La Cour a expliqué qu'un vote majoritaire est un indicateur important de la volonté populaire, mais que les mesures prises pour donner suite à cette expression doivent être conformes au cadre constitutionnel et aux autres principes constitutionnels d'accommodement des droits des minorités et du fédéralisme. La Cour a estimé qu'une " répudiation claire par le peuple québécois de l'ordre constitutionnel existant conférerait une légitimité aux demandes de sécession " et obligerait le reste du Canada " à reconnaître et à respecter cette expression de la volonté démocratique en entamant des négociations "[14]. Dans cette négociation, la conduite de toutes les parties serait régie par les principes constitutionnels du " fédéralisme, de la démocratie, du constitutionnalisme et de la primauté du droit, ainsi que de la protection des minorités "[15], ce qui signifiait qu'il n'y avait pas de propositions absolues.
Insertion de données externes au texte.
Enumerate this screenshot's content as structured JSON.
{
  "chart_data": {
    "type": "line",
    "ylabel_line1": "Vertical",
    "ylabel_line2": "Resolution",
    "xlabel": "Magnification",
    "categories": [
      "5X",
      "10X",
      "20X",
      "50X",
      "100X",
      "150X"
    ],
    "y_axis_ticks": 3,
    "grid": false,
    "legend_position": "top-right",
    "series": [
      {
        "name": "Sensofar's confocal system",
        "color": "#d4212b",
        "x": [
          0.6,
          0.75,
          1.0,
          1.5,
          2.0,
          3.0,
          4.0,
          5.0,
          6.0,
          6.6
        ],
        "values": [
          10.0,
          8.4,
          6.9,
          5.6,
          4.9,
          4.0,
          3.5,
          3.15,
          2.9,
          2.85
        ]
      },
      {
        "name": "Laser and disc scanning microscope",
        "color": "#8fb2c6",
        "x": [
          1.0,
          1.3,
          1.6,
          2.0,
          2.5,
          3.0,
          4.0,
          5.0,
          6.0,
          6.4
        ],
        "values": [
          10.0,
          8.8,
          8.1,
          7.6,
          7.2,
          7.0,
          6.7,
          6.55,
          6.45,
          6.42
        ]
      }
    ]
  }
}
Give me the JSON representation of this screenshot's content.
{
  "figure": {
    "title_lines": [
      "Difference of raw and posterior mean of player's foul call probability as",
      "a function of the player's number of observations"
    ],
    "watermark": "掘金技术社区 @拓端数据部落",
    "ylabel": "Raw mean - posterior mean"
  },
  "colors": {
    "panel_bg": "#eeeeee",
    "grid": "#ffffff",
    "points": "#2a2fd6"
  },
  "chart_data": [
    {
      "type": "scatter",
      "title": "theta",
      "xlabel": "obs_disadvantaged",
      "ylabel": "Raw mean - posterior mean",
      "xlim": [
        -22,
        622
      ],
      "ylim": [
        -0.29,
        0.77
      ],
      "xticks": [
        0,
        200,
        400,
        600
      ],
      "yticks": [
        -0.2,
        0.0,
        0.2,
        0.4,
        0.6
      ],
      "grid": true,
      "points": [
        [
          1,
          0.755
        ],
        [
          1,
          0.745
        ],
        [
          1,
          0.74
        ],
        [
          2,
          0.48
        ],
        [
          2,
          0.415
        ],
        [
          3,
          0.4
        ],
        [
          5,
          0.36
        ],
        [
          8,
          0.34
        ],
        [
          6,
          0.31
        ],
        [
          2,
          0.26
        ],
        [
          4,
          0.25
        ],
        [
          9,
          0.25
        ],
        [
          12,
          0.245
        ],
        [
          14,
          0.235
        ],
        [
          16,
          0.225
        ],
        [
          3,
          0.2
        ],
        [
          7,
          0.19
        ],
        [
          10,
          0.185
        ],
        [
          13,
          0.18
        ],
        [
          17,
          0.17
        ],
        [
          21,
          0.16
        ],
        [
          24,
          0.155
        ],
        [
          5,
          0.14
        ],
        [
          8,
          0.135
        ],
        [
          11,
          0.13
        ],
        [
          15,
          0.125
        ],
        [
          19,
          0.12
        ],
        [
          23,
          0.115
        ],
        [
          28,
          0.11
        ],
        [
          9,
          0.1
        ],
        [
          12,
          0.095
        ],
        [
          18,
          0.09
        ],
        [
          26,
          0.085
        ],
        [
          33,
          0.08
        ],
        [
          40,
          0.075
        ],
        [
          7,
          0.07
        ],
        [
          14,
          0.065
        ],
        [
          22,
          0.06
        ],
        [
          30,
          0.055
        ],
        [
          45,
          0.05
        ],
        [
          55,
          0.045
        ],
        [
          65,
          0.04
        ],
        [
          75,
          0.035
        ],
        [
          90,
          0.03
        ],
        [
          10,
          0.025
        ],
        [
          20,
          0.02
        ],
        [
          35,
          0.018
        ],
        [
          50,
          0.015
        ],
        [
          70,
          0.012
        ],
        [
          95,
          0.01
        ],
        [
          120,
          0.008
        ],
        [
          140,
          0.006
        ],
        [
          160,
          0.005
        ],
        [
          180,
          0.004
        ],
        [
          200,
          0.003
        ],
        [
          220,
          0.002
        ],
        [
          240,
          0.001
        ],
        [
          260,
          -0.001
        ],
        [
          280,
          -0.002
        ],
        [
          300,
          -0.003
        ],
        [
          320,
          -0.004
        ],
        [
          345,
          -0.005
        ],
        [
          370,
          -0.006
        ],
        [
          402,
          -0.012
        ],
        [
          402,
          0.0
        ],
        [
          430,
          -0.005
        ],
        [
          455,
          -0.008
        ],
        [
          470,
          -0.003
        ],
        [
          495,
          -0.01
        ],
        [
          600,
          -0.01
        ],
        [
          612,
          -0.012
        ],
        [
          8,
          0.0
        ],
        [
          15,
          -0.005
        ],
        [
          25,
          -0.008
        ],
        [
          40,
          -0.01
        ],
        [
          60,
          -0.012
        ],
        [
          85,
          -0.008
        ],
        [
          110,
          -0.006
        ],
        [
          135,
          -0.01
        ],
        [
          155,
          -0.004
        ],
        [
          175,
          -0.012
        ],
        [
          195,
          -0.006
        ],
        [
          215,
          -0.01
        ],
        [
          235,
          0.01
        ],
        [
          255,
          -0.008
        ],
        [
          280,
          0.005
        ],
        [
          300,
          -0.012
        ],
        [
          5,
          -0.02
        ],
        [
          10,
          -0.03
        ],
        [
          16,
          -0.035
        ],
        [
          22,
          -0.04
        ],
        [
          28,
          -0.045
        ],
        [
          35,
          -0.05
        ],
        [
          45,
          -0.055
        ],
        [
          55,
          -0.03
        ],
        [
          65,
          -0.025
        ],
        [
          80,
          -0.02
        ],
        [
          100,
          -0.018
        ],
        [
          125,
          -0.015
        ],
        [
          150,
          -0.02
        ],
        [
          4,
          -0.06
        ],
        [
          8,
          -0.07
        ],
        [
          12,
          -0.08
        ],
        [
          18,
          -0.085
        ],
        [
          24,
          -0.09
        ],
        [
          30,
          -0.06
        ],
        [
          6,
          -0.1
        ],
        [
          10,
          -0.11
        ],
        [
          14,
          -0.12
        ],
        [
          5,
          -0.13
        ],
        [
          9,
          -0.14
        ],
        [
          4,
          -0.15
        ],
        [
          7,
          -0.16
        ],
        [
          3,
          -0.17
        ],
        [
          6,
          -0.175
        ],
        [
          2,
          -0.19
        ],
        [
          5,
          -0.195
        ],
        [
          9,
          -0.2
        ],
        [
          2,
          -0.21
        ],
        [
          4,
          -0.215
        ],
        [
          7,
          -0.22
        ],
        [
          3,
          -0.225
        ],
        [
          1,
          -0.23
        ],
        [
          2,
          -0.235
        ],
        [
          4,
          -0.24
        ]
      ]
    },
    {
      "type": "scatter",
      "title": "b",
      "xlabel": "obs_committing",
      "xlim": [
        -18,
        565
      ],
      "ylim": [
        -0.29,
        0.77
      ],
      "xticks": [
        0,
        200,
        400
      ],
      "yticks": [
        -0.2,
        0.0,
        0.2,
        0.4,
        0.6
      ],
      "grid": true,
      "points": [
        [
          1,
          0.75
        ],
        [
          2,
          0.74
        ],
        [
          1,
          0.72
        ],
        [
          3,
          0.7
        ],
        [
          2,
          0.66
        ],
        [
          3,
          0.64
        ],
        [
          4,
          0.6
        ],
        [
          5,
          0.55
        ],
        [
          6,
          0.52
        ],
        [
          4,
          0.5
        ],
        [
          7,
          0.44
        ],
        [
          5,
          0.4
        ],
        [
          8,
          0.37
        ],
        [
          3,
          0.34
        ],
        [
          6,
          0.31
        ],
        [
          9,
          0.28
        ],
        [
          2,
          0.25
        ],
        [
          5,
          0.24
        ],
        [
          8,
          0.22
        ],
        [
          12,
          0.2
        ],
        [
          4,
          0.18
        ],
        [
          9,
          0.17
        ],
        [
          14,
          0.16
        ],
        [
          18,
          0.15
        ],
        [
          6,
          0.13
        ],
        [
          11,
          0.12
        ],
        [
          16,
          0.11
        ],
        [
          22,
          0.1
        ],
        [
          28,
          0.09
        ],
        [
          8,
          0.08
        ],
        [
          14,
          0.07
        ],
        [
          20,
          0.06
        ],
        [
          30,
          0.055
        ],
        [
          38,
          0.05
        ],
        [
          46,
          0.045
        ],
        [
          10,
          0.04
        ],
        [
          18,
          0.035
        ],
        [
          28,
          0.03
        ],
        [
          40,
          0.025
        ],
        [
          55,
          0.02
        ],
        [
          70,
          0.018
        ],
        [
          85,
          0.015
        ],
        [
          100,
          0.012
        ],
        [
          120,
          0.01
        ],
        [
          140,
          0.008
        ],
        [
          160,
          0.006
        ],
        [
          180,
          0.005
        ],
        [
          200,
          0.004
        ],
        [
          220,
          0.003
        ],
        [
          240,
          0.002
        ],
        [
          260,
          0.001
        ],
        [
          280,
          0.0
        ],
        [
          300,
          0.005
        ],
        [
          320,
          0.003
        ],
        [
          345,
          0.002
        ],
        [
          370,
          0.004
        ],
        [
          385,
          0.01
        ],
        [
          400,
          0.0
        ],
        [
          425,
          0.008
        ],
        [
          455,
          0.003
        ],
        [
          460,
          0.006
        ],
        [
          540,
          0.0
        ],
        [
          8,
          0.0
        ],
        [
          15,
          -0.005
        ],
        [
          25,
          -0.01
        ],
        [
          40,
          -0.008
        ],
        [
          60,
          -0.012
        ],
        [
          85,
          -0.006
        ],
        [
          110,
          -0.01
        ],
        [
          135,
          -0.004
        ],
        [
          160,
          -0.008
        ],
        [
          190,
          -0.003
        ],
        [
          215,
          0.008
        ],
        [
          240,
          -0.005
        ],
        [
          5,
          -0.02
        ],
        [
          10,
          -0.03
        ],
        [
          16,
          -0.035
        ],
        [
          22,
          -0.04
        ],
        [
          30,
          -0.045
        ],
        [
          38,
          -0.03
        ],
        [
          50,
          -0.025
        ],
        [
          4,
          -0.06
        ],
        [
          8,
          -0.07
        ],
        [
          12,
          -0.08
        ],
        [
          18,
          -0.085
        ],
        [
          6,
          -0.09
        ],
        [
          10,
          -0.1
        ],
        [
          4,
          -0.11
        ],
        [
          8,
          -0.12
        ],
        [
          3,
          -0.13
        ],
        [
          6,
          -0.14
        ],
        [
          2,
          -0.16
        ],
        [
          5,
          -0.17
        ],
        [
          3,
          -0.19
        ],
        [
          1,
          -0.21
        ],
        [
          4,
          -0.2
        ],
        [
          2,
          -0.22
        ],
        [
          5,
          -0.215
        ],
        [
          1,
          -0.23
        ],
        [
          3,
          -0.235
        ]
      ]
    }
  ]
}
Il n'y avait pas de droit légal à la sécession unilatérale, pas plus qu'il n'y avait de droit légal à ignorer les résultats d'un vote référendaire clair : "Les négociations seraient nécessaires pour tenir compte des intérêts du gouvernement fédéral, du Québec et des autres provinces, et des autres participants, ainsi que des droits de tous les Canadiens, tant à l'intérieur qu'à l'extérieur du Québec."[16] Si les parties n'agissaient pas conformément aux principes constitutionnels sous-jacents, elles mettraient en péril la légitimité de l'exercice de leurs droits "et l'acceptation ultime du résultat par la communauté internationale."[17]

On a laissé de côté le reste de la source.